As the day waned, the long shadows began to stretch across the farm, as they always did.  
Old Bad snuck his way down out of the sparse forest, which was just across the old dirt road, and hid amongst the long grass, next to the farm, making quite sure that old man Barley wasn’t in sight. 

He looked around, to his right, glancing through the trees, and then behind himself, back up the old dirt road, where he had come from earlier that day.
He looked to his left, trying to catch a glimpse of any enemies that night be about, with the same idea as his.
Red was a small fox, and was as crafty as any fox can get, and he was famous amongst his people for it.  


He thought of himself as the best chicken catcher of the old times. In those long-ago days, Red, along with the others of his group, made the small forest their home and had the best pickings from the surrounding farms.  
Plucking hens in the middle of the night and sneaking them back into the forest amongst the scrub and the fir trees was just a bit of heaven to him.  
Eventually, the farmers discovered him and his kind as they always did, and sent the hounds into the forest to drive him and his people away.  
“Those old hounds are long gone.  No doubt having found finer lands elsewhere.”  He thought to himself as he lay in the cool darkness of tall grass far behind Barley Farm.  
Red crept across a field of scrub and straight into Barley’s corn field, as he made his way towards the farm, and the chicken coop.
The chickens had all of the corn that they could eat and comfortable houses to sleep in.  
Lime liked corn very much, and more so than Scratch, the old rooster.  
He would often be the first at the grassy place where Mr. Barley’s daughter would spread the corn and seeds for them.  Being a very youthful chick, Lime would often beat the others to the corn and seeds, and as a result, would usually get the best kernels for himself.  
Because of this, he wasn’t very popular with the other chicks, who were slower than he was. 
But now, it was late in the day, and time to sleep.  That day was just like any other day, and Lime settled down with the others in the house.  
In his days, Bad was a famous wolf.  In his youth, his old friends enjoyed his company because they know that if he was around, chicken dinners were in their immediate futures.  
He was very popular with the pack, and as a result, Bad was often showered with gifts from his grateful pack-mates; a piece of bone, part of a catch, fish from the stream or roots during the bleak times.  
He thought back at the trouble that they would get into not only at Barley’s but also at Henson Farm and all over the neighborhood (which consisted of the land that the humans called Pallor, the woods and parts of the old hills to the West.  
But those days were long gone and so was the pack.  
Bad quietly made his way into the farm, sneaking under a worn fence,  creeping past a water bucket, across the front of the human house and towards the chicken coop.
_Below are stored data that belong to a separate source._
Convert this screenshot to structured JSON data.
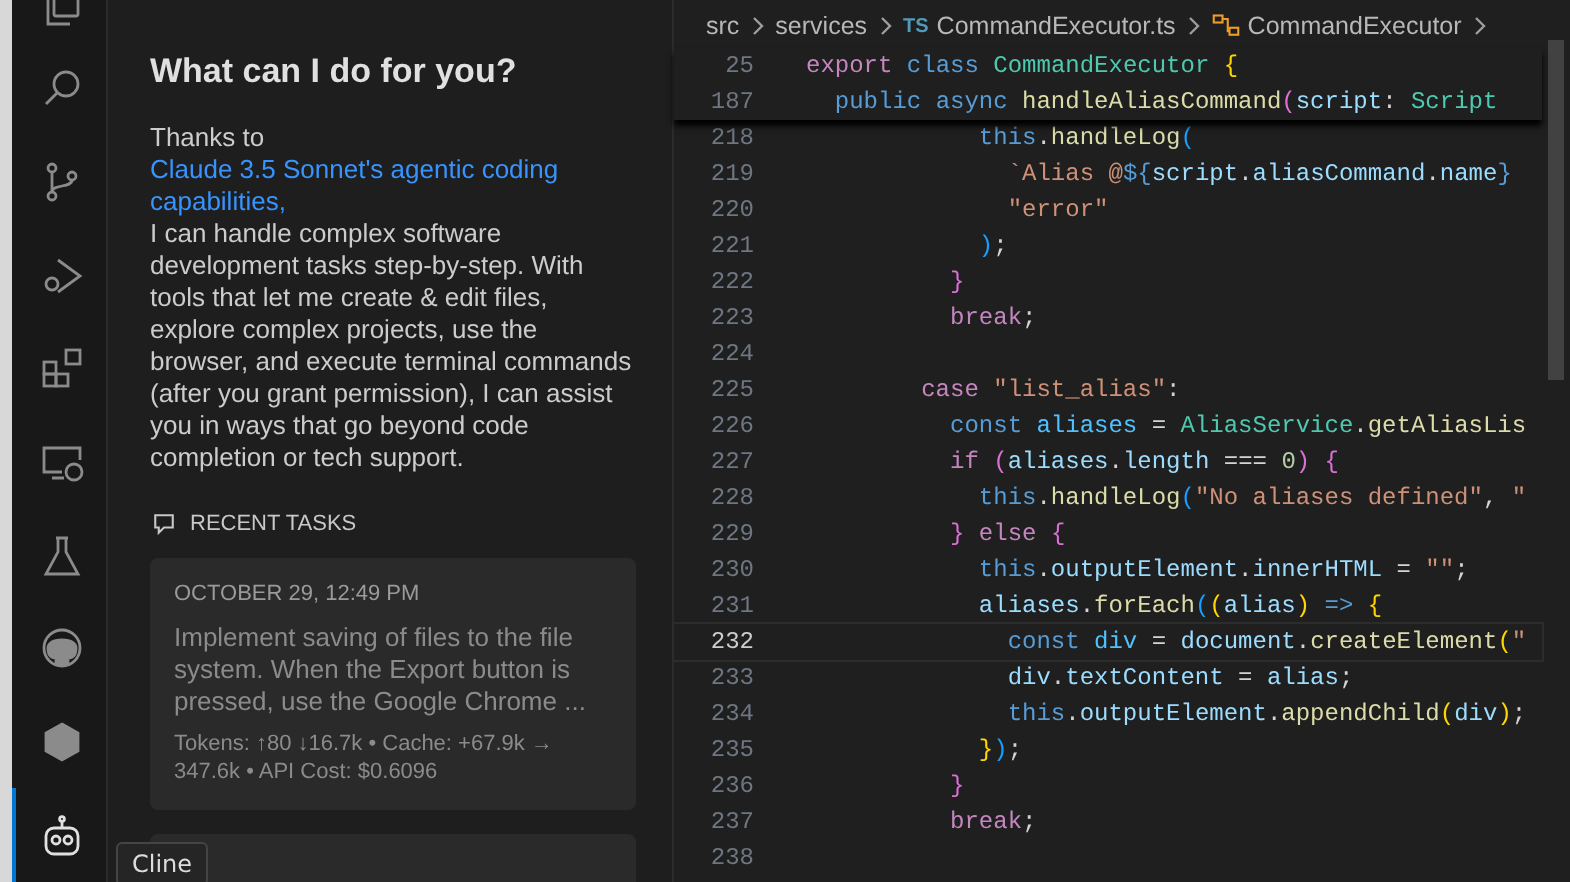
{
  "activity_bar": {
    "items": [
      {
        "kind": "files",
        "selected": false
      },
      {
        "kind": "search",
        "selected": false
      },
      {
        "kind": "git",
        "selected": false
      },
      {
        "kind": "debug",
        "selected": false
      },
      {
        "kind": "extensions",
        "selected": false
      },
      {
        "kind": "remote",
        "selected": false
      },
      {
        "kind": "flask",
        "selected": false
      },
      {
        "kind": "github",
        "selected": false
      },
      {
        "kind": "hexagon",
        "selected": false
      },
      {
        "kind": "robot",
        "selected": true
      }
    ],
    "tooltip": "Cline"
  },
  "panel": {
    "heading": "What can I do for you?",
    "intro": {
      "before": "Thanks to ",
      "link": "Claude 3.5 Sonnet's agentic coding capabilities,",
      "after": " I can handle complex software development tasks step-by-step. With tools that let me create & edit files, explore complex projects, use the browser, and execute terminal commands (after you grant permission), I can assist you in ways that go beyond code completion or tech support."
    },
    "recent_tasks_label": "RECENT TASKS",
    "tasks": [
      {
        "date": "OCTOBER 29, 12:49 PM",
        "text": "Implement saving of files to the file system. When the Export button is pressed, use the Google Chrome ...",
        "tokens": "Tokens: ↑80 ↓16.7k • Cache: +67.9k → 347.6k • API Cost: $0.6096"
      }
    ]
  },
  "editor": {
    "breadcrumb": [
      {
        "kind": "folder",
        "text": "src"
      },
      {
        "kind": "folder",
        "text": "services"
      },
      {
        "kind": "file",
        "badge": "TS",
        "text": "CommandExecutor.ts"
      },
      {
        "kind": "class",
        "text": "CommandExecutor"
      }
    ],
    "sticky": [
      {
        "n": "25",
        "tokens": [
          {
            "kind": "keyword",
            "text": "export "
          },
          {
            "kind": "storage",
            "text": "class "
          },
          {
            "kind": "type",
            "text": "CommandExecutor "
          },
          {
            "kind": "bracket1",
            "text": "{"
          }
        ]
      },
      {
        "n": "187",
        "tokens": [
          {
            "kind": "storage",
            "text": "  public "
          },
          {
            "kind": "storage",
            "text": "async "
          },
          {
            "kind": "function",
            "text": "handleAliasCommand"
          },
          {
            "kind": "bracket2",
            "text": "("
          },
          {
            "kind": "variable",
            "text": "script"
          },
          {
            "kind": "plain",
            "text": ": "
          },
          {
            "kind": "type",
            "text": "Script"
          }
        ]
      }
    ],
    "lines": [
      {
        "n": "218",
        "current": false,
        "tokens": [
          {
            "kind": "storage",
            "text": "            this"
          },
          {
            "kind": "plain",
            "text": "."
          },
          {
            "kind": "function",
            "text": "handleLog"
          },
          {
            "kind": "bracket3",
            "text": "("
          }
        ]
      },
      {
        "n": "219",
        "current": false,
        "tokens": [
          {
            "kind": "string",
            "text": "              `Alias @"
          },
          {
            "kind": "storage",
            "text": "${"
          },
          {
            "kind": "variable",
            "text": "script"
          },
          {
            "kind": "plain",
            "text": "."
          },
          {
            "kind": "variable",
            "text": "aliasCommand"
          },
          {
            "kind": "plain",
            "text": "."
          },
          {
            "kind": "variable",
            "text": "name"
          },
          {
            "kind": "storage",
            "text": "}"
          }
        ]
      },
      {
        "n": "220",
        "current": false,
        "tokens": [
          {
            "kind": "string",
            "text": "              \"error\""
          }
        ]
      },
      {
        "n": "221",
        "current": false,
        "tokens": [
          {
            "kind": "bracket3",
            "text": "            )"
          },
          {
            "kind": "plain",
            "text": ";"
          }
        ]
      },
      {
        "n": "222",
        "current": false,
        "tokens": [
          {
            "kind": "bracket2",
            "text": "          }"
          }
        ]
      },
      {
        "n": "223",
        "current": false,
        "tokens": [
          {
            "kind": "keyword",
            "text": "          break"
          },
          {
            "kind": "plain",
            "text": ";"
          }
        ]
      },
      {
        "n": "224",
        "current": false
      },
      {
        "n": "225",
        "current": false,
        "tokens": [
          {
            "kind": "keyword",
            "text": "        case "
          },
          {
            "kind": "string",
            "text": "\"list_alias\""
          },
          {
            "kind": "plain",
            "text": ":"
          }
        ]
      },
      {
        "n": "226",
        "current": false,
        "tokens": [
          {
            "kind": "storage",
            "text": "          const "
          },
          {
            "kind": "constant",
            "text": "aliases "
          },
          {
            "kind": "plain",
            "text": "= "
          },
          {
            "kind": "type",
            "text": "AliasService"
          },
          {
            "kind": "plain",
            "text": "."
          },
          {
            "kind": "function",
            "text": "getAliasLis"
          }
        ]
      },
      {
        "n": "227",
        "current": false,
        "tokens": [
          {
            "kind": "keyword",
            "text": "          if "
          },
          {
            "kind": "bracket2",
            "text": "("
          },
          {
            "kind": "variable",
            "text": "aliases"
          },
          {
            "kind": "plain",
            "text": "."
          },
          {
            "kind": "variable",
            "text": "length "
          },
          {
            "kind": "plain",
            "text": "=== "
          },
          {
            "kind": "number",
            "text": "0"
          },
          {
            "kind": "bracket2",
            "text": ") {"
          }
        ]
      },
      {
        "n": "228",
        "current": false,
        "tokens": [
          {
            "kind": "storage",
            "text": "            this"
          },
          {
            "kind": "plain",
            "text": "."
          },
          {
            "kind": "function",
            "text": "handleLog"
          },
          {
            "kind": "bracket3",
            "text": "("
          },
          {
            "kind": "string",
            "text": "\"No aliases defined\""
          },
          {
            "kind": "plain",
            "text": ", "
          },
          {
            "kind": "string",
            "text": "\""
          }
        ]
      },
      {
        "n": "229",
        "current": false,
        "tokens": [
          {
            "kind": "bracket2",
            "text": "          } "
          },
          {
            "kind": "keyword",
            "text": "else "
          },
          {
            "kind": "bracket2",
            "text": "{"
          }
        ]
      },
      {
        "n": "230",
        "current": false,
        "tokens": [
          {
            "kind": "storage",
            "text": "            this"
          },
          {
            "kind": "plain",
            "text": "."
          },
          {
            "kind": "variable",
            "text": "outputElement"
          },
          {
            "kind": "plain",
            "text": "."
          },
          {
            "kind": "variable",
            "text": "innerHTML "
          },
          {
            "kind": "plain",
            "text": "= "
          },
          {
            "kind": "string",
            "text": "\"\""
          },
          {
            "kind": "plain",
            "text": ";"
          }
        ]
      },
      {
        "n": "231",
        "current": false,
        "tokens": [
          {
            "kind": "variable",
            "text": "            aliases"
          },
          {
            "kind": "plain",
            "text": "."
          },
          {
            "kind": "function",
            "text": "forEach"
          },
          {
            "kind": "bracket3",
            "text": "("
          },
          {
            "kind": "bracket1",
            "text": "("
          },
          {
            "kind": "variable",
            "text": "alias"
          },
          {
            "kind": "bracket1",
            "text": ") "
          },
          {
            "kind": "storage",
            "text": "=> "
          },
          {
            "kind": "bracket1",
            "text": "{"
          }
        ]
      },
      {
        "n": "232",
        "current": true,
        "tokens": [
          {
            "kind": "storage",
            "text": "              const "
          },
          {
            "kind": "constant",
            "text": "div "
          },
          {
            "kind": "plain",
            "text": "= "
          },
          {
            "kind": "variable",
            "text": "document"
          },
          {
            "kind": "plain",
            "text": "."
          },
          {
            "kind": "function",
            "text": "createElement"
          },
          {
            "kind": "bracket1",
            "text": "("
          },
          {
            "kind": "string",
            "text": "\""
          }
        ]
      },
      {
        "n": "233",
        "current": false,
        "tokens": [
          {
            "kind": "variable",
            "text": "              div"
          },
          {
            "kind": "plain",
            "text": "."
          },
          {
            "kind": "variable",
            "text": "textContent "
          },
          {
            "kind": "plain",
            "text": "= "
          },
          {
            "kind": "variable",
            "text": "alias"
          },
          {
            "kind": "plain",
            "text": ";"
          }
        ]
      },
      {
        "n": "234",
        "current": false,
        "tokens": [
          {
            "kind": "storage",
            "text": "              this"
          },
          {
            "kind": "plain",
            "text": "."
          },
          {
            "kind": "variable",
            "text": "outputElement"
          },
          {
            "kind": "plain",
            "text": "."
          },
          {
            "kind": "function",
            "text": "appendChild"
          },
          {
            "kind": "bracket1",
            "text": "("
          },
          {
            "kind": "variable",
            "text": "div"
          },
          {
            "kind": "bracket1",
            "text": ")"
          },
          {
            "kind": "plain",
            "text": ";"
          }
        ]
      },
      {
        "n": "235",
        "current": false,
        "tokens": [
          {
            "kind": "bracket1",
            "text": "            }"
          },
          {
            "kind": "bracket3",
            "text": ")"
          },
          {
            "kind": "plain",
            "text": ";"
          }
        ]
      },
      {
        "n": "236",
        "current": false,
        "tokens": [
          {
            "kind": "bracket2",
            "text": "          }"
          }
        ]
      },
      {
        "n": "237",
        "current": false,
        "tokens": [
          {
            "kind": "keyword",
            "text": "          break"
          },
          {
            "kind": "plain",
            "text": ";"
          }
        ]
      },
      {
        "n": "238",
        "current": false
      }
    ]
  }
}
Old man Barley was a great wolf catcher in his youth.  
He could bull’s-eye a wolf or something as small and fleeting as a fox with his shiny carbine fifty feet away in the dark and with his eyes closed.  
These days, old man Barley was content with leaving that sort of thing to his daughter, who, as a fact, had inherited his skills in that department although she couldn’t care for it.  
Caroline was afraid of wolves and foxes as a child.  
She would often see them sleazing around the chicken coops late at night looking for something good to eat.  It wasn’t until years later after she had returned from school that her father had bought home a set of hounds.  
It wasn’t long before they grew and made short work of the wolves and foxes and even brought down a bear that had wandered down from the mountains in those days.
Red snuck under the fence and across the grounds.  He reached the shadows of Barley’s house and smiled to himself, having had been chased there long ago by Mrs. Barley and her broom.